You can treat this is like a mixing problem where pure water (not containing the dye) is pumped into a tank that hold 60,000 gal of water. The rates at which the amount of dye is flowing in and out of the pool are, respectively,
[tex]{q_{\rm in}}'=0[/tex]
[tex]{q_{\rm out}}'=\left(\dfrac q{60,000}\dfrac{\rm kg}{\rm gal}\right)\left(200\dfrac{\rm gal}{\rm min}\right)=\dfrac q{300}\dfrac{\rm kg}{\rm min}[/tex]
Then the net rate at which the amount of dye in the pool changes is [tex]q(t)[/tex] such that
[tex]q'=-\dfrac q{300}[/tex]
Initially, the pool contains [tex]q(0)=6\,\mathrm{kg}[/tex] of dye.
The ODE is separable as
[tex]\dfrac{\mathrm dq}q=-\dfrac{\mathrm dt}{300}[/tex]
[tex]\implies\ln|q|=-\dfrac t{300}+C[/tex]

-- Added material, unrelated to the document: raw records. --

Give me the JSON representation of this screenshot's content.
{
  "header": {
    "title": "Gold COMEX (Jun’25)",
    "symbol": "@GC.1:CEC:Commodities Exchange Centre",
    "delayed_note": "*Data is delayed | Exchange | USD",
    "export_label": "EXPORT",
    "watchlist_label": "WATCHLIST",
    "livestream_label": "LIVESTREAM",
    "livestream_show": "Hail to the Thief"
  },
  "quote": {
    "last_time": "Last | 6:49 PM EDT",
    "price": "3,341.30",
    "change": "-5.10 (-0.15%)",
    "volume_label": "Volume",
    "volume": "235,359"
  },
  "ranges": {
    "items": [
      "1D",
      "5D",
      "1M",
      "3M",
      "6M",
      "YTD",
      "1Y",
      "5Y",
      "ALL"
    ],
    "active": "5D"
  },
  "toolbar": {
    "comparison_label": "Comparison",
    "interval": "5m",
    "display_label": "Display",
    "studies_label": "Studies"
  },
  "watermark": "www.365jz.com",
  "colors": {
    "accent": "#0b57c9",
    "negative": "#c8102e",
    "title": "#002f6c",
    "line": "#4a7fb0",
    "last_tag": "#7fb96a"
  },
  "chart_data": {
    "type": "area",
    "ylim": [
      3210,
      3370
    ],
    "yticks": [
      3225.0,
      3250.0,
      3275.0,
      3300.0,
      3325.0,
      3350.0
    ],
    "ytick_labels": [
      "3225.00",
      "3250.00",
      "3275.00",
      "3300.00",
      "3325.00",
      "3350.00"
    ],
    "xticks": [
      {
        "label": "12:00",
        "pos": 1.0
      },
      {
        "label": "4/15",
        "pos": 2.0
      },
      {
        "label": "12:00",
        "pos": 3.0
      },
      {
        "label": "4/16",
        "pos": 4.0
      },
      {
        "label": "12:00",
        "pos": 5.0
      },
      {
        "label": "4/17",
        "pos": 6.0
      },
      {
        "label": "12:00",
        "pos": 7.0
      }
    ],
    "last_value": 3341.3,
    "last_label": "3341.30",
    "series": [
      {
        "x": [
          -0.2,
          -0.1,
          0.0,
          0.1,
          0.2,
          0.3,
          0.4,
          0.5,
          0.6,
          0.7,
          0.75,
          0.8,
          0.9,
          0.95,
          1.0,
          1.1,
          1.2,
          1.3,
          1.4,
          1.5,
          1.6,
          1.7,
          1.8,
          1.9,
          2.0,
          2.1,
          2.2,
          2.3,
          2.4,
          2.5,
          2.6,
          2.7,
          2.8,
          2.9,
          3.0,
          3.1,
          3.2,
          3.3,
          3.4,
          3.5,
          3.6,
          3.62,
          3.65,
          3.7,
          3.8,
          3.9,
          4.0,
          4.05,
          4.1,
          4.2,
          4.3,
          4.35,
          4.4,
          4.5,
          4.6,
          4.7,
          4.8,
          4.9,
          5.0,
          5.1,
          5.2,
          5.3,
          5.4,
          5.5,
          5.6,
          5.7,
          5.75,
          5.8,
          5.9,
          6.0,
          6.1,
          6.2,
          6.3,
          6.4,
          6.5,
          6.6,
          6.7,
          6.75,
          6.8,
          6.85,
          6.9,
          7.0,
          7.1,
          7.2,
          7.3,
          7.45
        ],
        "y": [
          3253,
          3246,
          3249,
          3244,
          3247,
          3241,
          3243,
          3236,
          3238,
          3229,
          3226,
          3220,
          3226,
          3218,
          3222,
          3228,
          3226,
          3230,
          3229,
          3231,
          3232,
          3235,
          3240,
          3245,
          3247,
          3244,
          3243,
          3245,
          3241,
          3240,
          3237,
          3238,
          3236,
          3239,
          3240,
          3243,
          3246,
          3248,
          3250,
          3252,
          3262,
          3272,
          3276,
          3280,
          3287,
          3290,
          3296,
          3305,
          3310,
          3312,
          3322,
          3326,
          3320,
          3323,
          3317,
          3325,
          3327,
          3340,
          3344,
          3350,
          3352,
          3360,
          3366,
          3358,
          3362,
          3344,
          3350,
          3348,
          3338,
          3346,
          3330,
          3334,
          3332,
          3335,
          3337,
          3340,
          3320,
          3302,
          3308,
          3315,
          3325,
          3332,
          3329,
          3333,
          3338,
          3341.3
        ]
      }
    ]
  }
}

[tex]\implies q=e^{C-t/300}[/tex]
[tex]\implies q(t)=Ce^{-t/300}[/tex]
Given that [tex]q(0)=6[/tex], you get [tex]C=6[/tex], so the amount of dye in the pool at any time [tex]t[/tex] is governed by
[tex]\boxed{q(t)=6e^{-t/300}}[/tex]